Non un malessere o un disagio profondo ma qualcosa che le dice che è il momento di cambiare.


Essere abbastanza non è peccato: come abbiamo lavorato con Paola


Il problema di Paola è il non accogliersi, il non accettarsi per come si è. Pensare sempre di dover essere all'altezza, anche una spanna sopra di quell'asticella che ella stessa tende ad alzare ogni volta che raggiunge un successo.

Con Paola abbiamo lavorato per un breve percorso portandola alla consapevolezza che un altro professionista sarebbe stato la figura migliore per lei. Un passaggio non facile perché la cosa poteva essere letta anche come un rifiuto e di conseguenza come dimostrazione della sua effettiva inadeguatezza. Nei quattro incontri in cui ci siamo visti abbiamo chiesto a Paola di scegliere un modello, una persona che lei stimava, che reputava essere all'altezza della situazione, sempre sicuro, sempre vincente, sempre perfetto.

Paola ha scelto la sua amica Sabrina, la stessa che l'aveva mandata nel nostro studio a fare quattro chiacchere.

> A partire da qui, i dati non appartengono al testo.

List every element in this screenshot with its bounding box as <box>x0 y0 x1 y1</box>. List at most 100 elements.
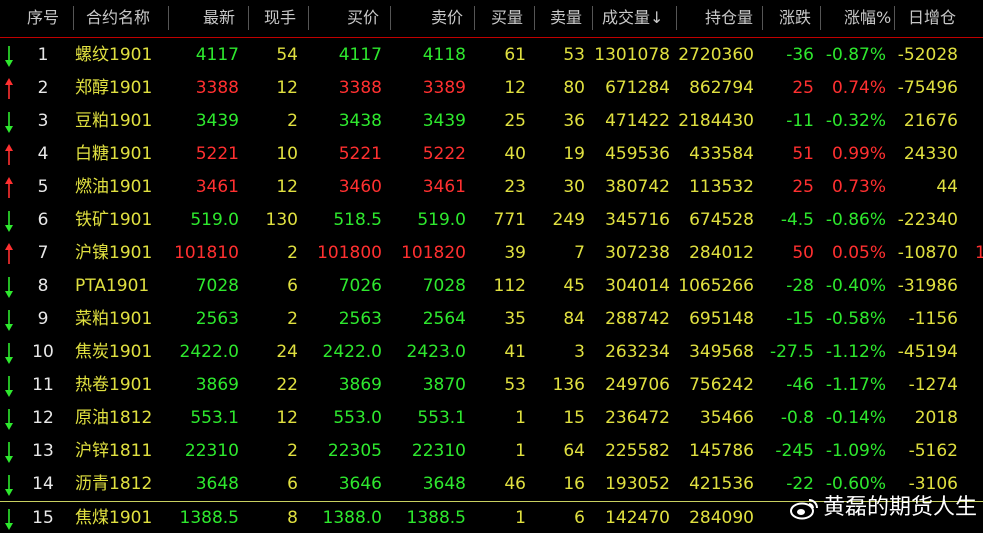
cell-ask: 22310 <box>411 441 466 461</box>
header-seq[interactable]: 序号 <box>27 0 61 36</box>
cell-seq: 8 <box>37 276 49 296</box>
down-arrow-icon <box>5 376 13 397</box>
header-change-pct[interactable]: 涨幅% <box>844 0 891 36</box>
cell-name: 燃油1901 <box>75 177 153 197</box>
cell-open-interest: 284012 <box>689 243 754 263</box>
cell-seq: 6 <box>37 210 49 230</box>
cell-change: -4.5 <box>780 210 814 230</box>
clipped-cell: 1 <box>975 243 983 263</box>
table-row[interactable]: 7 沪镍1901 101810 2 101800 101820 39 7 307238 28401… <box>0 237 983 270</box>
cell-vol-now: 2 <box>287 243 298 263</box>
cell-vol-now: 22 <box>276 375 298 395</box>
cell-open-interest: 145786 <box>689 441 754 461</box>
cell-change-pct: -0.40% <box>825 276 886 296</box>
cell-ask: 4118 <box>422 45 466 65</box>
cell-ask-qty: 30 <box>563 177 585 197</box>
watermark-text: 黄磊的期货人生 <box>822 495 977 520</box>
table-row[interactable]: 9 菜粕1901 2563 2 2563 2564 35 84 288742 695148 -15-… <box>0 303 983 336</box>
cell-bid: 22305 <box>327 441 382 461</box>
table-row[interactable]: 3 豆粕1901 3439 2 3438 3439 25 36 471422 2184430 -11… <box>0 105 983 138</box>
cell-bid-qty: 23 <box>504 177 526 197</box>
cell-volume: 471422 <box>605 111 670 131</box>
cell-change-pct: 0.74% <box>831 78 886 98</box>
cell-last: 3461 <box>195 177 239 197</box>
cell-name: 沪镍1901 <box>75 243 153 263</box>
cell-name: 豆粕1901 <box>75 111 153 131</box>
table-row[interactable]: 6 铁矿1901 519.0 130 518.5 519.0 771 249 345716 674… <box>0 204 983 237</box>
cell-name: 原油1812 <box>75 408 153 428</box>
cell-vol-now: 10 <box>276 144 298 164</box>
cell-open-interest: 113532 <box>689 177 754 197</box>
cell-oi-change: 2018 <box>914 408 958 428</box>
cell-oi-change: 21676 <box>903 111 958 131</box>
header-ask-qty[interactable]: 卖量 <box>550 0 586 36</box>
table-row[interactable]: 5 燃油1901 3461 12 3460 3461 23 30 380742 113532 25 0… <box>0 171 983 204</box>
cell-change: -245 <box>775 441 814 461</box>
header-ask[interactable]: 卖价 <box>431 0 467 36</box>
cell-ask-qty: 136 <box>552 375 585 395</box>
cell-seq: 13 <box>32 441 54 461</box>
cell-oi-change: -22340 <box>897 210 958 230</box>
cell-bid-qty: 39 <box>504 243 526 263</box>
cell-ask: 2423.0 <box>406 342 466 362</box>
cell-bid: 518.5 <box>333 210 382 230</box>
cell-change-pct: 0.73% <box>831 177 886 197</box>
cell-ask-qty: 15 <box>563 408 585 428</box>
cell-oi-change: -75496 <box>897 78 958 98</box>
cell-name: 沪锌1811 <box>75 441 153 461</box>
cell-ask-qty: 36 <box>563 111 585 131</box>
cell-name: 铁矿1901 <box>75 210 153 230</box>
cell-change: -15 <box>786 309 814 329</box>
table-row[interactable]: 1 螺纹1901 4117 54 4117 4118 61 53 1301078 2720360 -… <box>0 39 983 72</box>
cell-bid: 2563 <box>338 309 382 329</box>
down-arrow-icon <box>5 442 13 463</box>
header-change[interactable]: 涨跌 <box>779 0 815 36</box>
up-arrow-icon <box>5 78 13 99</box>
down-arrow-icon <box>5 277 13 298</box>
cell-oi-change: -52028 <box>897 45 958 65</box>
cell-ask-qty: 7 <box>574 243 585 263</box>
cell-oi-change: -31986 <box>897 276 958 296</box>
cell-open-interest: 433584 <box>689 144 754 164</box>
table-row[interactable]: 4 白糖1901 5221 10 5221 5222 40 19 459536 433584 51 0… <box>0 138 983 171</box>
header-bid-qty[interactable]: 买量 <box>491 0 527 36</box>
cell-change: -27.5 <box>770 342 814 362</box>
header-oi-change[interactable]: 日增仓 <box>908 0 962 36</box>
cell-ask: 553.1 <box>417 408 466 428</box>
table-row[interactable]: 12 原油1812 553.1 12 553.0 553.1 1 15 236472 35466 -… <box>0 402 983 435</box>
header-last[interactable]: 最新 <box>203 0 239 36</box>
cell-change: -46 <box>786 375 814 395</box>
cell-open-interest: 862794 <box>689 78 754 98</box>
header-bid[interactable]: 买价 <box>347 0 383 36</box>
table-row[interactable]: 13 沪锌1811 22310 2 22305 22310 1 64 225582 145786 -… <box>0 435 983 468</box>
weibo-logo-icon <box>789 499 818 520</box>
table-row[interactable]: 2 郑醇1901 3388 12 3388 3389 12 80 671284 862794 25 0… <box>0 72 983 105</box>
cell-oi-change: 24330 <box>903 144 958 164</box>
table-row[interactable]: 10 焦炭1901 2422.0 24 2422.0 2423.0 41 3 263234 349… <box>0 336 983 369</box>
header-volume[interactable]: 成交量↓ <box>602 0 672 36</box>
watermark: 黄磊的期货人生 <box>789 491 977 525</box>
cell-name: 螺纹1901 <box>75 45 153 65</box>
cell-vol-now: 12 <box>276 177 298 197</box>
cell-bid-qty: 1 <box>515 441 526 461</box>
cell-ask: 3439 <box>422 111 466 131</box>
cell-ask: 7028 <box>422 276 466 296</box>
header-name[interactable]: 合约名称 <box>86 0 158 36</box>
header-vol-now[interactable]: 现手 <box>264 0 300 36</box>
cell-volume: 193052 <box>605 474 670 494</box>
cell-volume: 249706 <box>605 375 670 395</box>
cell-change-pct: -0.58% <box>825 309 886 329</box>
cell-bid-qty: 46 <box>504 474 526 494</box>
header-open-interest[interactable]: 持仓量 <box>705 0 759 36</box>
table-row[interactable]: 8 PTA1901 7028 6 7026 7028 112 45 304014 1065266 -… <box>0 270 983 303</box>
cell-oi-change: 44 <box>936 177 958 197</box>
table-row[interactable]: 11 热卷1901 3869 22 3869 3870 53 136 249706 756242 -… <box>0 369 983 402</box>
cell-last: 22310 <box>184 441 239 461</box>
cell-volume: 345716 <box>605 210 670 230</box>
cell-open-interest: 1065266 <box>678 276 754 296</box>
cell-seq: 15 <box>32 508 54 528</box>
cell-open-interest: 2184430 <box>678 111 754 131</box>
cell-last: 2422.0 <box>179 342 239 362</box>
cell-bid-qty: 41 <box>504 342 526 362</box>
cell-bid-qty: 12 <box>504 78 526 98</box>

Una volta scelto il modello, il compito di Paola era osservarlo con uno sguardo neutro, spogliato dall'ammirazione cieca che Paola nutriva nei confronti di Sabrina. Dalla semplice osservazione si è passati all'ascolto: Paola si è accorta che non si confrontava mai con Sabrina sulle sue emozioni, sulle sue insicurezze…semplicemente non ne parlava e soprattutto non ascoltava i racconti di Sabrina. Ogni volta che Sabrina le parlava dei suoi problemi, delle sue paure, delle sue insoddisfazioni, Paola partiva a raffica a raccontare le proprie e non si accorgeva delle mille imperfezioni di Sabrina.

Il suo modello non era così adeguato in fondo eppure era bellissimo. Come mai Paola non lo era? Perché non si bastava mai?

Non lo accetto, non posso, non io. Le altre sì, io no. Questo ripeteva Paola ogni volta che faceva un passo avanti: non voleva arrendersi all’evidenza, non voleva accettarsi né accogliersi.

Abbiamo continuato allora con altre riflessioni e con altri esercizi invitando Paola a prendere nota di tutto quello che faceva durante una giornata tipo per passare poi ad analizzare il come veniva fatto e come veniva fatto da Sabrina. Differenze poche, ritornello cambiato: sì, vero faccio tanto ma...

Un'altra resistenza.

Smuovere la convinzione di Paola era difficile: arrivava a negare anche l'evidenza pur di darsi ragione, pur di dirsi che non era abbastanza.

Al terzo incontro abbiamo osato: Paola avrebbe dovuto redigere una lista di successi e, ogni giorno fino alla volta in cui ci saremmo riviste, avrebbe dovuto raccontare a qualcuno uno dei suoi successi. Abbiamo forzato un po' la mano, lo ammettiamo, giocando sul forte senso del dovere di Paola: era un compito che doveva essere svolto.

Paola diligentemente lo svolse...e sorpresa: la sensazione era piacevole. Dopo le prime volte in cui aveva provato imbarazzo e senso di colpa si era sentita sempre meglio. Un giorno Sabrina, il suo modello, aveva esclamato: sì, hai ragione ti ho sempre ammirato per questo tuo risultato!

Avevamo aperto uno spiraglio, una nuova consapevolezza: sono come gli altri e essere abbastanza non è peccato, è un dovere.

Abbiamo salutato Paola invitandola a fare un percorso più strutturato con un altro professionista: era pronta.